Your character’s combat skills are dependent on where you spend your skill points on. Engineers are competent in building Molotovs, which are essential to breaking down enemy armor. Healers can patch up your party when things get rough. Skills can also be deployed for certain weapons as well like the liquid courage skill that buffs pistol attacks. Combat seems to play it safe for the most part and does not do anything extraordinary.
Function Over Aesthetic
For an indie game, Dead Age 2 has decent graphics. Models are well rendered and look distinctive enough. The backdrops usually have something interesting going on. For instance, sometimes you will find zombies chomping away at a corpse. Other times you will find faction members watching over captured civilians doing some hard labor. The game utilizes the Unity Engine and for the most part, looks adequate.
When it comes to animations, the game can look janky at times. Especially melee attacks that do not seem to connect in a convincing manner. Special effects like fire and shock damage look flat for the most part but do not detract from the experience.

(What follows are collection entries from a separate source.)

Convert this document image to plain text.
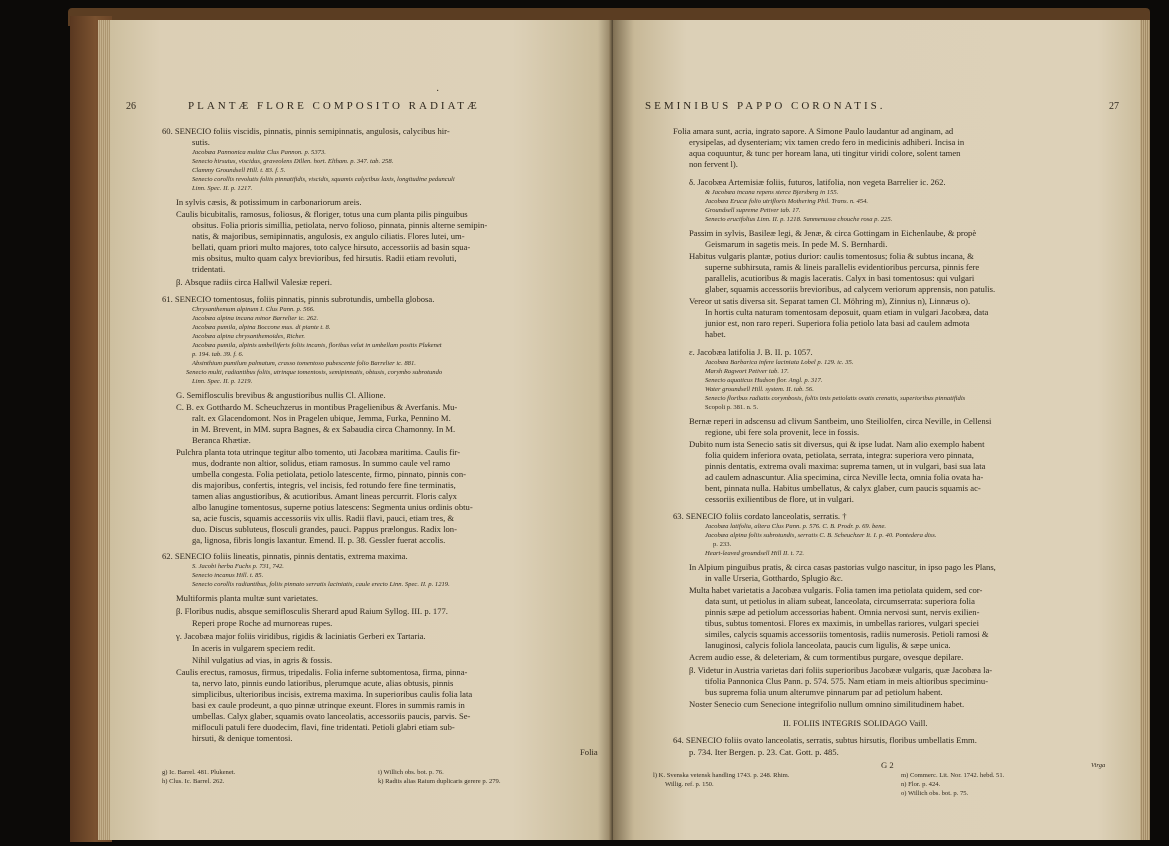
26	PLANTÆ FLORE COMPOSITO RADIATÆ
·
60. SENECIO foliis viscidis, pinnatis, pinnis semipinnatis, angulosis, calycibus hir-
sutis.
Jacobæa Pannonica multiæ Clus Pannon. p. 5373.
Senecio hirsutus, viscidus, graveolens Dillen. hort. Eltham. p. 347. tab. 258.
Clammy Groundsell Hill. t. 83. f. 5.
Senecio corollis revolutis foliis pinnatifidis, viscidis, squamis calycibus laxis, longitudine pedunculi
Linn. Spec. II. p. 1217.
In sylvis cæsis, & potissimum in carbonariorum areis.
Caulis bicubitalis, ramosus, foliosus, & floriger, totus una cum planta pilis pinguibus
obsitus. Folia prioris simillia, petiolata, nervo folioso, pinnata, pinnis alterne semipin-
natis, & majoribus, semipinnatis, angulosis, ex angulo ciliatis. Flores lutei, um-
bellati, quam priori multo majores, toto calyce hirsuto, accessoriis ad basin squa-
mis obsitus, multo quam calyx brevioribus, fed hirsutis. Radii etiam revoluti,
tridentati.
β. Absque radiis circa Hallwil Valesiæ reperi.
61. SENECIO tomentosus, foliis pinnatis, pinnis subrotundis, umbella globosa.
Chrysanthemum alpinum I. Clus Pann. p. 566.
Jacobæa alpina incana minor Barrelier ic. 262.
Jacobæa pumila, alpina Boccone mus. di piante t. 8.
Jacobæa alpina chrysanthemoides, Richer.
Jacobæa pumila, alpinis umbelliferis foliis incanis, floribus velut in umbellam positis Plukenet
p. 194. tab. 39. f. 6.
Absinthium pumilum palmatum, crasso tomentoso pubescente folio Barrelier ic. 881.
Senecio multi, radiantibus foliis, utrinque tomentosis, semipinnatis, obtusis, corymbo subrotundo
Linn. Spec. II. p. 1219.
G. Semiflosculis brevibus & angustioribus nullis Cl. Allione.
C. B. ex Gotthardo M. Scheuchzerus in montibus Pragelienibus & Averfanis. Mu-
ralt. ex Glacendomont. Nos in Pragelen ubique, Jemma, Furka, Pennino M.
in M. Brevent, in MM. supra Bagnes, & ex Sabaudia circa Chamonny. In M.
Beranca Rhætiæ.
Pulchra planta tota utrinque tegitur albo tomento, uti Jacobæa maritima. Caulis fir-
mus, dodrante non altior, solidus, etiam ramosus. In summo caule vel ramo
umbella congesta. Folia petiolata, petiolo latescente, firmo, pinnato, pinnis con-
dis majoribus, confertis, integris, vel incisis, fed rotundo fere fine terminatis,
tamen alias angustioribus, & acutioribus. Amant lineas percurrit. Floris calyx
albo lanugine tomentosus, superne potius latescens: Segmenta unius ordinis obtu-
sa, acie fuscis, squamis accessoriis vix ullis. Radii flavi, pauci, etiam tres, &
duo. Discus subluteus, flosculi grandes, pauci. Pappus prælongus. Radix lon-
ga, lignosa, fibris longis laxantur. Emend. II. p. 38. Gessler fuerat accolis.
62. SENECIO foliis lineatis, pinnatis, pinnis dentatis, extrema maxima.
S. Jacobi herba Fuchs p. 731, 742.
Senecio incanus Hill. t. 85.
Senecio corollis radiantibus, foliis pinnato serratis laciniatis, caule erecto Linn. Spec. II. p. 1219.
Multiformis planta multæ sunt varietates.
β. Floribus nudis, absque semiflosculis Sherard apud Raium Syllog. III. p. 177.
Reperi prope Roche ad murnoreas rupes.
γ. Jacobæa major foliis viridibus, rigidis & laciniatis Gerberi ex Tartaria.
In aceris in vulgarem speciem redit.
Nihil vulgatius ad vias, in agris & fossis.
Caulis erectus, ramosus, firmus, tripedalis. Folia inferne subtomentosa, firma, pinna-
ta, nervo lato, pinnis eundo latioribus, plerumque acute, alias obtusis, pinnis
simplicibus, ulterioribus incisis, extrema maxima. In superioribus caulis folia lata
basi ex caule prodeunt, a quo pinnæ utrinque exeunt. Flores in summis ramis in
umbellas. Calyx glaber, squamis ovato lanceolatis, accessoriis paucis, parvis. Se-
mifloculi patuli fere duodecim, flavi, fine tridentati. Petioli glabri etiam sub-
hirsuti, & denique tomentosi.
Folia
g) Ic. Barrel. 481. Plukenet.
h) Clus. Ic. Barrel. 262.
i) Willich obs. bot. p. 76.
k) Radiis alias Raium duplicaris gerere p. 279.
SEMINIBUS PAPPO CORONATIS.	27
Folia amara sunt, acria, ingrato sapore. A Simone Paulo laudantur ad anginam, ad
erysipelas, ad dysenteriam; vix tamen credo fero in medicinis adhiberi. Incisa in
aqua coquuntur, & tunc per hoream lana, uti tingitur viridi colore, solent tamen
non fervent l).
δ. Jacobæa Artemisiæ foliis, futuros, latifolia, non vegeta Barrelier ic. 262.
& Jacobæa incana repens sterce Bjersberg in 155.
Jacobæa Erucæ folio utrifloris Mothering Phil. Trans. n. 454.
Groundsell supreme Petiver tab. 17.
Senecio erucifolius Linn. II. p. 1218. Sanmenussa chouche rosa p. 225.
Passim in sylvis, Basileæ legi, & Jenæ, & circa Gottingam in Eichenlaube, & propè
Geismarum in sagetis meis. In pede M. S. Bernhardi.
Habitus vulgaris plantæ, potius durior: caulis tomentosus; folia & subtus incana, &
superne subhirsuta, ramis & lineis parallelis evidentioribus percursa, pinnis fere
parallelis, acutioribus & magis laceratis. Calyx in basi tomentosus: qui vulgari
glaber, squamis accessoriis brevioribus, ad calycem veriorum apprensis, non patulis.
Vereor ut satis diversa sit. Separat tamen Cl. Möhring m), Zinnius n), Linnæus o).
In hortis culta naturam tomentosam deposuit, quam etiam in vulgari Jacobæa, data
junior est, non raro reperi. Superiora folia petiolo lata basi ad caulem admota
habet.
ε. Jacobæa latifolia J. B. II. p. 1057.
Jacobæa Barbarica infere laciniata Lobel p. 129. ic. 35.
Marsh Ragwort Petiver tab. 17.
Senecio aquaticus Hudson flor. Angl. p. 317.
Water groundsell Hill. system. II. tab. 56.
Senecio floribus radiatis corymbosis, foliis imis petiolatis ovatis crenatis, superioribus pinnatifidis
Scopoli p. 381. n. 5.
Bernæ reperi in adscensu ad clivum Santbeim, uno Steiliolfen, circa Neville, in Cellensi
regione, ubi fere sola provenit, lece in fossis.
Dubito num ista Senecio satis sit diversus, qui & ipse ludat. Nam alio exemplo habent
folia quidem inferiora ovata, petiolata, serrata, integra: superiora vero pinnata,
pinnis dentatis, extrema ovali maxima: suprema tamen, ut in vulgari, basi sua lata
ad caulem adnascuntur. Alia specimina, circa Neville lecta, omnia folia ovata ha-
bent, pinnata nulla. Habitus umbellatus, & calyx glaber, cum paucis squamis ac-
cessoriis exilientibus de flore, ut in vulgari.
63. SENECIO foliis cordato lanceolatis, serratis. †
Jacobæa latifolia, altera Clus Pann. p. 576. C. B. Prodr. p. 69. bene.
Jacobæa alpina foliis subrotundis, serratis C. B. Scheuchzer It. I. p. 40. Pontedera diss.
p. 233.
Heart-leaved groundsell Hill II. t. 72.
In Alpium pinguibus pratis, & circa casas pastorias vulgo nascitur, in ipso pago les Plans,
in valle Urseria, Gotthardo, Splugio &c.
Multa habet varietatis a Jacobæa vulgaris. Folia tamen ima petiolata quidem, sed cor-
data sunt, ut petiolus in aliam subeat, lanceolata, circumserrata: superiora folia
pinnis sæpe ad petiolum accessorias habent. Omnia nervosi sunt, nervis exilien-
tibus, subtus tomentosi. Flores ex maximis, in umbellas rariores, vulgari speciei
similes, calycis squamis accessoriis tomentosis, radiis numerosis. Petioli ramosi &
lanuginosi, calycis foliola lanceolata, paucis cum ligulis, & sæpe unica.
Acrem audio esse, & deleteriam, & cum tormentibus purgare, ovesque depilare.
β. Videtur in Austria varietas dari foliis superioribus Jacobææ vulgaris, quæ Jacobæa la-
tifolia Pannonica Clus Pann. p. 574. 575. Nam etiam in meis altioribus speciminu-
bus suprema folia unum alterumve pinnarum par ad petiolum habent.
Noster Senecio cum Senecione integrifolio nullum omnino similitudinem habet.
II. FOLIIS INTEGRIS SOLIDAGO Vaill.
64. SENECIO foliis ovato lanceolatis, serratis, subtus hirsutis, floribus umbellatis Emm.
p. 734. Iter Bergen. p. 23. Cat. Gott. p. 485.
G 2	Virga
l) K. Svenska vetensk handling 1743. p. 248. Rhim.
Willig. ref. p. 150.
m) Commerc. Lit. Nor. 1742. hebd. 51.
n) Flor. p. 424.
o) Willich obs. bot. p. 75.
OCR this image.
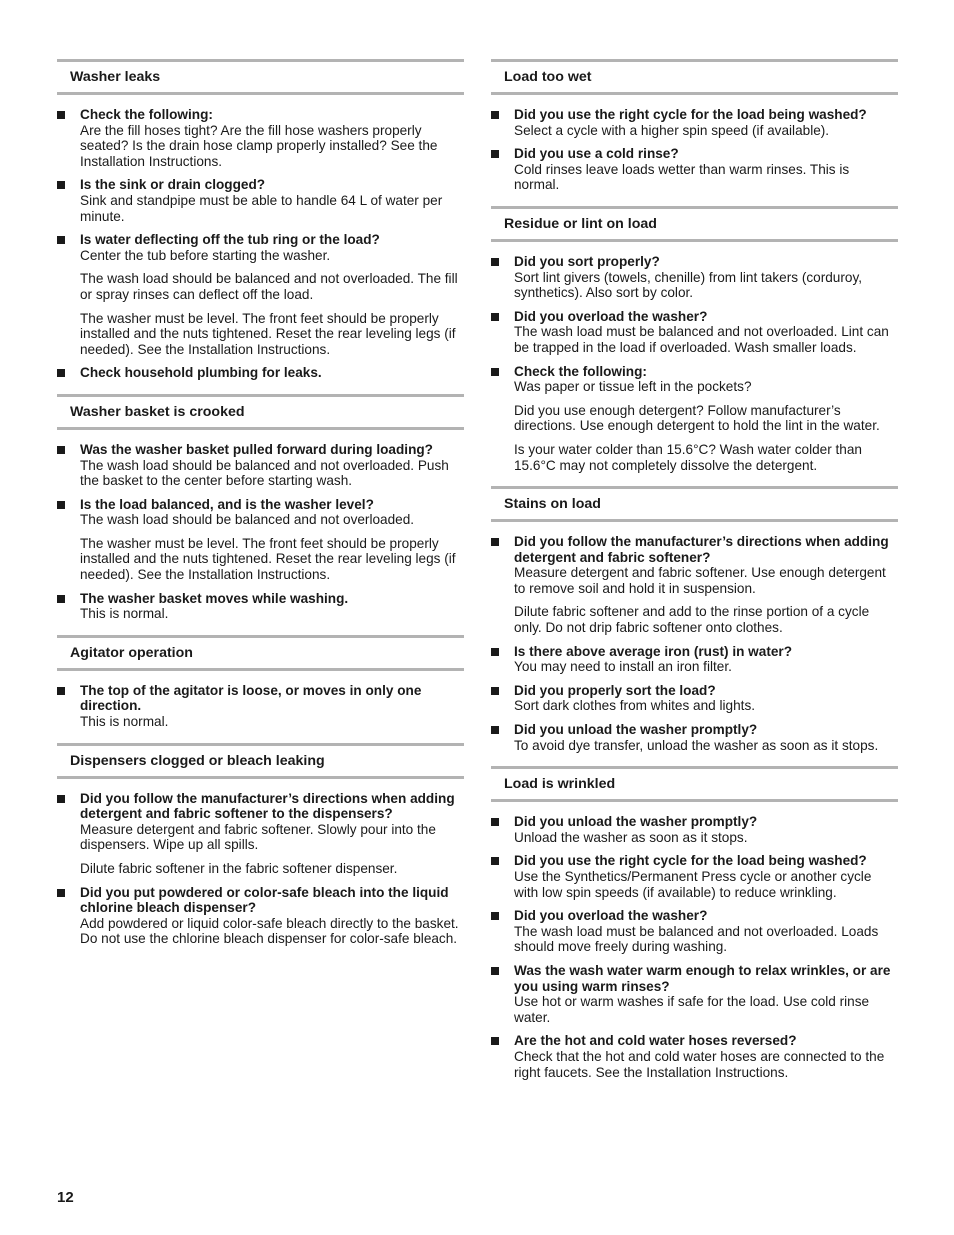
Washer leaks
Check the following:
Are the fill hoses tight? Are the fill hose washers properly seated? Is the drain hose clamp properly installed? See the Installation Instructions.
Is the sink or drain clogged?
Sink and standpipe must be able to handle 64 L of water per minute.
Is water deflecting off the tub ring or the load?
Center the tub before starting the washer.
The wash load should be balanced and not overloaded. The fill or spray rinses can deflect off the load.
The washer must be level. The front feet should be properly installed and the nuts tightened. Reset the rear leveling legs (if needed). See the Installation Instructions.
Check household plumbing for leaks.
Washer basket is crooked
Was the washer basket pulled forward during loading?
The wash load should be balanced and not overloaded. Push the basket to the center before starting wash.
Is the load balanced, and is the washer level?
The wash load should be balanced and not overloaded.
The washer must be level. The front feet should be properly installed and the nuts tightened. Reset the rear leveling legs (if needed). See the Installation Instructions.
The washer basket moves while washing.
This is normal.
Agitator operation
The top of the agitator is loose, or moves in only one direction.
This is normal.
Dispensers clogged or bleach leaking
Did you follow the manufacturer’s directions when adding detergent and fabric softener to the dispensers?
Measure detergent and fabric softener. Slowly pour into the dispensers. Wipe up all spills.
Dilute fabric softener in the fabric softener dispenser.
Did you put powdered or color-safe bleach into the liquid chlorine bleach dispenser?
Add powdered or liquid color-safe bleach directly to the basket. Do not use the chlorine bleach dispenser for color-safe bleach.
Load too wet
Did you use the right cycle for the load being washed?
Select a cycle with a higher spin speed (if available).
Did you use a cold rinse?
Cold rinses leave loads wetter than warm rinses. This is normal.
Residue or lint on load
Did you sort properly?
Sort lint givers (towels, chenille) from lint takers (corduroy, synthetics). Also sort by color.
Did you overload the washer?
The wash load must be balanced and not overloaded. Lint can be trapped in the load if overloaded. Wash smaller loads.
Check the following:
Was paper or tissue left in the pockets?
Did you use enough detergent? Follow manufacturer’s directions. Use enough detergent to hold the lint in the water.
Is your water colder than 15.6°C? Wash water colder than 15.6°C may not completely dissolve the detergent.
Stains on load
Did you follow the manufacturer’s directions when adding detergent and fabric softener?
Measure detergent and fabric softener. Use enough detergent to remove soil and hold it in suspension.
Dilute fabric softener and add to the rinse portion of a cycle only. Do not drip fabric softener onto clothes.
Is there above average iron (rust) in water?
You may need to install an iron filter.
Did you properly sort the load?
Sort dark clothes from whites and lights.
Did you unload the washer promptly?
To avoid dye transfer, unload the washer as soon as it stops.
Load is wrinkled
Did you unload the washer promptly?
Unload the washer as soon as it stops.
Did you use the right cycle for the load being washed?
Use the Synthetics/Permanent Press cycle or another cycle with low spin speeds (if available) to reduce wrinkling.
Did you overload the washer?
The wash load must be balanced and not overloaded. Loads should move freely during washing.
Was the wash water warm enough to relax wrinkles, or are you using warm rinses?
Use hot or warm washes if safe for the load. Use cold rinse water.
Are the hot and cold water hoses reversed?
Check that the hot and cold water hoses are connected to the right faucets. See the Installation Instructions.
12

However, learning the game’s systems and UI is an ordeal of its own.
Tutorial and UI Issues
Dead Age 2 easily has one of the longest-winded and uninformative tutorials I have ever experienced in an RPG. This may seem contradictory, but even though the game walks you through each and every selectable action in combat and base-building segments, I still felt I did not fully understand the systems the game has to offer.
It is overly convoluted. Part of this issue stems from introducing multiple systems like crafting, forging weapons, resting characters to heal that are expensive to maintain in both resources and time. The tutorial barely scratched the surface when trying to explain all of these features. By the time the game does go through each individual aspect, I felt more confused and overwhelmed. In addition, the combat user interface also suffers from similar issues.
The combat UI is unnecessarily cluttered. You often find useless boxes that you will not touch during combat. It looks like it was designed with the touch controls in mobile gaming in mind. I can not recall how many times I accidentally changed a character’s row, which eats away precious AP.
Dead Age 2 Final Thoughts
Although Dead Age 2 claims it is a full-fledged release, I can not help but feel like it is still in early access. The developer’s commitment and their transparency with their community are highly commendable and should be a standard for the industry. But the sheer amount of updates the game receives still seems like it is in early access.
The game has solid role-playing mechanics that truly deliver on player agency. Your choices matter and they have weight to them. However, the survival mechanics and rogue-like run system are both missteps that contradict each other. Especially since the game is a slow burn and gets repetitive. Additionally, the game’s steep difficulty in player progression, long-winded tutorial, and cluttered UI detract from the experience.